Dans le détail, il consistera en un accompagnement de l’Etat aux femmes enceintes dès la confirmation de la grossesse jusqu’à l’accouchement. « Il s’agit de la prise en charge des consultations prénatales, des analyses pendant la grossesse, d’un certain nombre de médicaments et l’acte d’accouchement jusqu’à un certain taux », a précisé le ministre de la communication, porte-parole du gouvernement, Prof Ayewouadan Akodah.

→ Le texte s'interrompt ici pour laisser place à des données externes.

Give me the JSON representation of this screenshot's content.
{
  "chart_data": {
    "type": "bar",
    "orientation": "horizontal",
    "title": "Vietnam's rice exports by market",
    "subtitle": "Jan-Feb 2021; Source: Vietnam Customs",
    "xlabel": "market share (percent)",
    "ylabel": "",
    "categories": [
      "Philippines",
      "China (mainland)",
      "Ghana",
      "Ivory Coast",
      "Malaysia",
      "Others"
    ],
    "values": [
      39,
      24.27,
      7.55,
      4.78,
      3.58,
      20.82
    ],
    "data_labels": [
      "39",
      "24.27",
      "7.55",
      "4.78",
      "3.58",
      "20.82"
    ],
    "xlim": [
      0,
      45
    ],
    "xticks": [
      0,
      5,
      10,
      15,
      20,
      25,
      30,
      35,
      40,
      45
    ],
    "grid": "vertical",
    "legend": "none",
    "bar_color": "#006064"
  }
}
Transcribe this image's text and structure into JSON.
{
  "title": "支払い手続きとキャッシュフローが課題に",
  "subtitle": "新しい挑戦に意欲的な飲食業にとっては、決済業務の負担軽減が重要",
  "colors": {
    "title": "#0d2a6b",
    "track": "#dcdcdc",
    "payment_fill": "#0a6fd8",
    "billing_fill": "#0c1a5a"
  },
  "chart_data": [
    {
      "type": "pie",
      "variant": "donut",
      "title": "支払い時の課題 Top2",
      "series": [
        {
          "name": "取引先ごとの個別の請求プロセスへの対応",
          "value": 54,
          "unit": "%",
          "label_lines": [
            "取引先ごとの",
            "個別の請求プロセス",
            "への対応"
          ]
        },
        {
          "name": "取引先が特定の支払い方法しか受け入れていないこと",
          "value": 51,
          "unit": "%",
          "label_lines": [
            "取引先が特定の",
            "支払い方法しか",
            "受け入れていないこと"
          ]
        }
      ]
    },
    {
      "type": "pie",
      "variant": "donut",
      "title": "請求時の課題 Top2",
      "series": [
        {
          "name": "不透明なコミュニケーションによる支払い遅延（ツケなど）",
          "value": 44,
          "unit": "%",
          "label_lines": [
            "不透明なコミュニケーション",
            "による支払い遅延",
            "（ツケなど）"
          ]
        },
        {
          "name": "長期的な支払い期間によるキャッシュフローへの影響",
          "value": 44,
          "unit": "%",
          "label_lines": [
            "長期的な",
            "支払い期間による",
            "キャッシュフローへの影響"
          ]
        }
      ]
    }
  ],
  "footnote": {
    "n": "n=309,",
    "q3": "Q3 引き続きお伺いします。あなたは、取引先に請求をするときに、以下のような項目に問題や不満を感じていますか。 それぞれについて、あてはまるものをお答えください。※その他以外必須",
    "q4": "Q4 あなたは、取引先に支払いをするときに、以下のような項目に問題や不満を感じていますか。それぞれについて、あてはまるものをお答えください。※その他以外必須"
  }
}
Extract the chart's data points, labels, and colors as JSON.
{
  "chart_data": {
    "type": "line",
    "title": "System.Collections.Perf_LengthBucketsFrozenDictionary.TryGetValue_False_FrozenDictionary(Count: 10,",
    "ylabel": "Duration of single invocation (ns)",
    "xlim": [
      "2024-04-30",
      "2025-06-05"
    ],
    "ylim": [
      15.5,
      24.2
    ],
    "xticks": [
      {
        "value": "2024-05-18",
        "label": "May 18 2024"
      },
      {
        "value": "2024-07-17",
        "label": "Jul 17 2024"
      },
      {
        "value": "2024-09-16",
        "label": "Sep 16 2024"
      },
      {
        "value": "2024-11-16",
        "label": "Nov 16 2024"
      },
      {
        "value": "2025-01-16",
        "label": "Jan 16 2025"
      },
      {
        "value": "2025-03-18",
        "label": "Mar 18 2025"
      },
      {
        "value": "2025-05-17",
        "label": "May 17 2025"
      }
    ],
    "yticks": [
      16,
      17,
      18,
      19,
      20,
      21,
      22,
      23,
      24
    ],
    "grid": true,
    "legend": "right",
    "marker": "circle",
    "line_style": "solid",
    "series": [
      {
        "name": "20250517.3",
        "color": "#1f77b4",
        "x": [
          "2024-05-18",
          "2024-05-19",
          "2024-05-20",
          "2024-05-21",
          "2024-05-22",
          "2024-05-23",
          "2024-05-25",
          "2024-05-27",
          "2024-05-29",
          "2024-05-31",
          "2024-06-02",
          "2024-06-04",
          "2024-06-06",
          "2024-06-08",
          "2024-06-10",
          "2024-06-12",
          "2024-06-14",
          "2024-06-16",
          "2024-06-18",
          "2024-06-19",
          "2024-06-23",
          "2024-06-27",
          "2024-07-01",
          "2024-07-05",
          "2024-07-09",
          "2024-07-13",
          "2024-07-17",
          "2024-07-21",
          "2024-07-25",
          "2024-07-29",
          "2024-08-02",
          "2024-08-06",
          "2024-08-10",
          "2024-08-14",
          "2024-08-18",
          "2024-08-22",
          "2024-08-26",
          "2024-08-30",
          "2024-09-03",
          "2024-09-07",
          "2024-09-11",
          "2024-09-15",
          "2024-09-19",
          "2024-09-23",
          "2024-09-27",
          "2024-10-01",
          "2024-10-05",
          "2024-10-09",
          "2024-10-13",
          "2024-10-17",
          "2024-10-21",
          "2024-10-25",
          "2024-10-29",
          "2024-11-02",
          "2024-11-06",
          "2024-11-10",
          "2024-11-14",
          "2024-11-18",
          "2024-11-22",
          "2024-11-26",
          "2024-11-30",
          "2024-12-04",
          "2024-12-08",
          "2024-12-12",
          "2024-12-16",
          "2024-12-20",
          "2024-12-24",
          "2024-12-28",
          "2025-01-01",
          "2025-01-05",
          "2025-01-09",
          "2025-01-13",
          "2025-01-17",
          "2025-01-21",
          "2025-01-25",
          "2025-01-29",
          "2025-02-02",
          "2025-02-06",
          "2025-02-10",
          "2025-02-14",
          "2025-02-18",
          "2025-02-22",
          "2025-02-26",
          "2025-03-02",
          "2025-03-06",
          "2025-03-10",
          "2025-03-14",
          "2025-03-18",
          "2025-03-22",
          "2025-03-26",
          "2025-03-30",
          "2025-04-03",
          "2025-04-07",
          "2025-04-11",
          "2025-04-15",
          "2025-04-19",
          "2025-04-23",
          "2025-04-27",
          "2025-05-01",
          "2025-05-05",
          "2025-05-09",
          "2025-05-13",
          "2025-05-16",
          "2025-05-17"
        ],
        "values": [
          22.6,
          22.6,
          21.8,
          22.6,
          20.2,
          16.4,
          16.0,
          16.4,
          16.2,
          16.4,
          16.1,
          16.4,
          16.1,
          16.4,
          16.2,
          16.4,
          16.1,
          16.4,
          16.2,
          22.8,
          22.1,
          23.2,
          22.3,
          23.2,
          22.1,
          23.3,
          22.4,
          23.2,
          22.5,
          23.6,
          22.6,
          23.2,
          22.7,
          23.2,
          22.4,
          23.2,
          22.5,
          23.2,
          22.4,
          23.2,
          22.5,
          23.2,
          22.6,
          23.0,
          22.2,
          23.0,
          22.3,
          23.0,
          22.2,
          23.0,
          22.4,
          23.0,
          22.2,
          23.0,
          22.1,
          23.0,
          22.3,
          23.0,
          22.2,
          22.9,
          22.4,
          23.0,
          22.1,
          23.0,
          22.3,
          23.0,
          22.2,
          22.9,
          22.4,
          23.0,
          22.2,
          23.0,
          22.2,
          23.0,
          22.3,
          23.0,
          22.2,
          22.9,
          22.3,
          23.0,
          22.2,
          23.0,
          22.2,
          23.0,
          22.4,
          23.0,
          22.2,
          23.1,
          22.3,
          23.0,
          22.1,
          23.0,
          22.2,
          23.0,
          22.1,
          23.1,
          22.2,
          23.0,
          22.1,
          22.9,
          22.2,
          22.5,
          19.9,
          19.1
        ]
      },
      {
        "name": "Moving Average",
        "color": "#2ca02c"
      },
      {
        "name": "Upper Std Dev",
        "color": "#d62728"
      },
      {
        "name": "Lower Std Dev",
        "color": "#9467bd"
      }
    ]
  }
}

Ce programme national, est « conçu dans le but de réduire les taux de mortalité maternelle et néonatale, conformément au renforcement de l’inclusion sociale et à la modernisation de l’Etat telles que prévues dans la feuille de route gouvernementale », selon les autorités togolaises. « Il intègre de façon progressive, l’ensemble des prestations de prise en charge de la femme enceinte depuis la confirmation de la grossesse jusqu’au 42ème jour après l’accouchement », indique le relevé du Conseil des ministres.
Cette mesure sociale du gouvernement, d’après le porte-parole du gouvernement, « vient mettre un accent sur le système de santé togolais qui va désormais s’articuler autour de la prévention car une femme qui est prise en charge en consultation est mieux diagnostiquée ».